John Quincy learned Latin, Greek, and other subjects at school, but perhaps his most important education was learning at the feet of his father. John Adams was the driving political force behind the American Revolution and served in diplomatic posts for the new nation he helped to create. John Quincy accompanied his father on some of those diplomatic assignments, serving as his father’s secretary in Paris and other European capitals. At the age of 14, John Quincy traveled to St. Petersburg where he served as secretary to the American Minister to Russia, Francis Dana.  
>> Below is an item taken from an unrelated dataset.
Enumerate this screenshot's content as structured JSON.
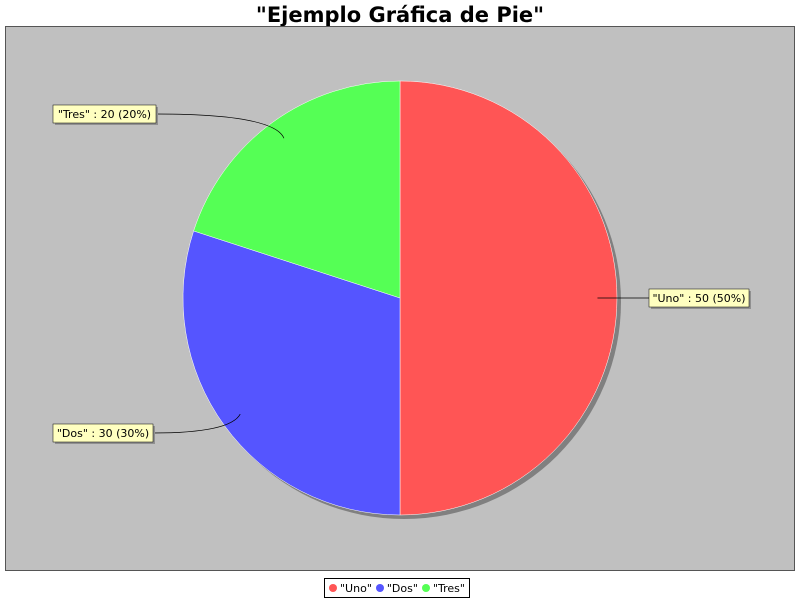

The American Revolution produced a constitutional republic. Shortly thereafter, however, the French Revolution produced the “terror” then led to wars and the rise of Napoleon Bonaparte. The response in the U.S. to the French Revolution and European wars included the early formation of political parties, with Jeffersonian Democratic-Republicans urging an alliance with France while Federalists led by George Washington, Alexander Hamilton and John Adams promoted neutrality. John Quincy sided with his father and the Federalists. John Quincy, Woods writes, “was just as much a conservative nationalist as his father and Alexander Hamilton.” International relations, he believed, should be approached with realpolitik.
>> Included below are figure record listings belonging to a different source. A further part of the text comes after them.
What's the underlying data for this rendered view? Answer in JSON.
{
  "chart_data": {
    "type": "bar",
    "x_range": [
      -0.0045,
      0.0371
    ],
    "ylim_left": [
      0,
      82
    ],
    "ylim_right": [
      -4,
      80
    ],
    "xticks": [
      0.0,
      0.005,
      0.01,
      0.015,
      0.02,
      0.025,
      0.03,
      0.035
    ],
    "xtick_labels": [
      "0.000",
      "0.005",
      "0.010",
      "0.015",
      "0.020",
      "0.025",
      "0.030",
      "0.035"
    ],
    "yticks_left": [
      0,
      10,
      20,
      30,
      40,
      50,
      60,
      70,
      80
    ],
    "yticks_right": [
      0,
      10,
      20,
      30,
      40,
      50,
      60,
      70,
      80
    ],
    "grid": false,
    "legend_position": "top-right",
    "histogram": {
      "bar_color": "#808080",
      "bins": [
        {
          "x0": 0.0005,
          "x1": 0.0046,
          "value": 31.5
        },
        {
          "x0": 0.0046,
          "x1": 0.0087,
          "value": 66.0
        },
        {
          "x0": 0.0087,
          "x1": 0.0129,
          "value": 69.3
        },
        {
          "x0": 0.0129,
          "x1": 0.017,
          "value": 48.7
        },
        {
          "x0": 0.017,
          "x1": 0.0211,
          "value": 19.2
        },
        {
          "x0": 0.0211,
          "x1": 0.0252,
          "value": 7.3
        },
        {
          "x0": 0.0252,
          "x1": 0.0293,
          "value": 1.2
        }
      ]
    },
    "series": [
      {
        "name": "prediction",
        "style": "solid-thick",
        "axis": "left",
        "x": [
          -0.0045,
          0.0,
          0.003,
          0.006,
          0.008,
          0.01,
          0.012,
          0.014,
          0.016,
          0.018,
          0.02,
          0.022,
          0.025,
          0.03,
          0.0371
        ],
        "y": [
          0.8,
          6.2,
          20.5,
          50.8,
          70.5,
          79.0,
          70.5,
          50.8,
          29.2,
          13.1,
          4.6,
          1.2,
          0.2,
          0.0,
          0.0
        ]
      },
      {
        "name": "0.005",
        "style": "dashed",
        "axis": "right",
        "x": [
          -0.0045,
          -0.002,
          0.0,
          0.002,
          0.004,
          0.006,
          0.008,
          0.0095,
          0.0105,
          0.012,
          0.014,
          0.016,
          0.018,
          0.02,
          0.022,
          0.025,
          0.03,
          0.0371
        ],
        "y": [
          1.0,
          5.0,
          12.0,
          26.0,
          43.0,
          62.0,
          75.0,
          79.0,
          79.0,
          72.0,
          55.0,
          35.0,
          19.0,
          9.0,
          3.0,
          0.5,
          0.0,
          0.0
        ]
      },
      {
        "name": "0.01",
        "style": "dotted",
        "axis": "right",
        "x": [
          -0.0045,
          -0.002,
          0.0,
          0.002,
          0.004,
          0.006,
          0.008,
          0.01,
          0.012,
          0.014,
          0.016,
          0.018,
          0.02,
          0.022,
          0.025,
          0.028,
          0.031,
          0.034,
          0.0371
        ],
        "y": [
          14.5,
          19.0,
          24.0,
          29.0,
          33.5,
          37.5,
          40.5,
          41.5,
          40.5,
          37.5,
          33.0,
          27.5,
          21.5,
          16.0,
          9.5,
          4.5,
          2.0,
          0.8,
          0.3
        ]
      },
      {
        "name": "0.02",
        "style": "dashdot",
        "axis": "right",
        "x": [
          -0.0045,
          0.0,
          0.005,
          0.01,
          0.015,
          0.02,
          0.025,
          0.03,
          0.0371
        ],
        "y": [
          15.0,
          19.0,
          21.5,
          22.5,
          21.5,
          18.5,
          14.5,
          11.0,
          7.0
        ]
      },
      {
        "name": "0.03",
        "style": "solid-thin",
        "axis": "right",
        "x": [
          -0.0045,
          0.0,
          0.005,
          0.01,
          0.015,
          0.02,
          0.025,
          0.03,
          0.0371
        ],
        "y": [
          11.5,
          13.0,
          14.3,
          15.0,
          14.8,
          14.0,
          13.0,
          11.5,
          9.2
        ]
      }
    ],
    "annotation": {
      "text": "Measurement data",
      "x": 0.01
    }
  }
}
Conservative nationalism would be John Quincy Adams’ guidepost throughout his political/diplomatic career. It is reflected in his remarkable diaries that he kept beginning at the age of 12, and his many diplomatic achievements, including the Treaty of Ghent ending the War of 1812, the Convention of 1818 that settled the northwest boundaries between the U.S. and Great Britain, the Transcontinental Treaty of 1819 under which the United States acquired Florida and excluded Spain from the Oregon Territory, and the Monroe Doctrine that warned Europe’s powers to refrain from establishing new colonies in the Western Hemisphere.
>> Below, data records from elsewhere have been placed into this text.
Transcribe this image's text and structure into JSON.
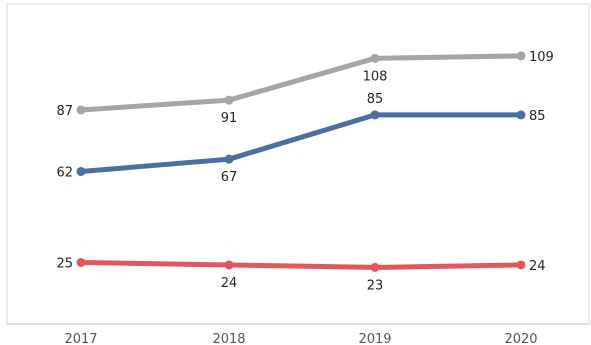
{
  "chart_data": {
    "type": "line",
    "title": "",
    "xlabel": "",
    "ylabel": "",
    "categories": [
      "2017",
      "2018",
      "2019",
      "2020"
    ],
    "ylim": [
      0,
      125
    ],
    "grid": false,
    "legend": "none",
    "series": [
      {
        "color": "#a5a5a5",
        "values": [
          87,
          91,
          108,
          109
        ]
      },
      {
        "color": "#4a6fa5",
        "values": [
          62,
          67,
          85,
          85
        ]
      },
      {
        "color": "#e0575e",
        "values": [
          25,
          24,
          23,
          24
        ]
      }
    ]
  }
}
Woods notes that John Quincy Adams’ diplomatic approach combined American continental expansionism (“Manifest Destiny”) with foreign policy restraint and realism. John Quincy expressed that approach best in a July 4th address wherein he counseled his countrymen to “go not abroad in search of monsters to destroy” and reminded them that America is the well-wisher of freedom and liberty to all, but the guarantor only of her own.

In telling John Quincy Adams’ life story, Woods presents interesting portraits of Adams’ contemporaries, including Andrew Jackson, Henry Clay, Daniel Webster, John C. Calhoon, James Monroe, Thomas Jefferson, James Polk, Martin Van Buren, and many others. Woods also deals with the “personal” and family life of John Quincy Adams, with all of its joys and many of its sorrows.

The presidential election of 1824 was decided in the House of Representatives because no candidate won a majority of electoral college votes. Andrew Jackson won the popular vote and had the most electoral votes. Adams was second in both. The House of Representatives—voting by state delegations—selected Adams as president. Adams named Henry Clay as his Secretary of State, which led Andrew Jackson and his supporters to label the elect ion a “corrupt bargain.” Jackson rode that theme to the White House four years later.

Adams was elected to congress in his post-presidential years, and served there until his death in 1848. He was involved in debates over the annexation of Texas and the impending Mexican-American War (which he opposed). He capped his distinguished public career by promoting an end to slavery which he believed was tearing apart his beloved Union, including arguing the Amistad case before the U.S. Supreme Court.

This magisterial biography rightly places John Quincy Adams at the forefront of great American statesmen. He was not our greatest president, but he arguably was our greatest secretary of state.